The nslookup command can be used to see what DNS knows:

db2inst1@db2server $ nslookup db2server
;; Got SERVFAIL reply from 10.1.0.55, trying next server
;; Got SERVFAIL reply from 10.0.0.203, trying next server
Server:         10.0.0.27
Address:        10.0.0.27#53

** server can't find db2server: SERVFAIL

This output shows that nslookup tried all 3 DNS servers, and each failed – there was no entry in DNS.

However: normally, resolving the local server’s host name is handled by /etc/hosts and not by DNS; so I looked at /etc/nsswitch.conf to make sure that the order is configured properly:

db2inst1@db2server $ grep 'hosts:' /etc/nsswitch.conf 
hosts:      files dns myhostname

This looks correct: hostname lookups will first use local files (/etc/hosts), and then resort to DNS.

Knowing this, it’s clear that there is no entry in /etc/hosts for the local hostname, and that is the reason why db2pd is querying DNS, the source of the problem.

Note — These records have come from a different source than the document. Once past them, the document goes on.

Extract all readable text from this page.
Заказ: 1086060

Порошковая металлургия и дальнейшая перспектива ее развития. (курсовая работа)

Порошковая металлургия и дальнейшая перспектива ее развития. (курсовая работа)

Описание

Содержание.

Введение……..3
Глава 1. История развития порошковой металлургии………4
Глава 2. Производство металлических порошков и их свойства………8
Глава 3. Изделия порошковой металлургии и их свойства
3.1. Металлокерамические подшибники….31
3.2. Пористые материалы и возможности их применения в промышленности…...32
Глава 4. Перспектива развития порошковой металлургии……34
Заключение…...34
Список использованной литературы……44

After adding an entry for the local server to /etc/hosts, db2pd was running with a normal response time:

db2inst1@db2server $ time db2pd -

Database Member 0 -- Active -- Up 0 days 21:53:44 -- Date 2021-07-22-11.29.15.283543


real    0m0.184s
user    0m0.119s
sys     0m0.061s

Even on systems that do not use multiple servers (i.e., DPF or pureScale), it’s still critical to have proper entries in the /etc/hosts file.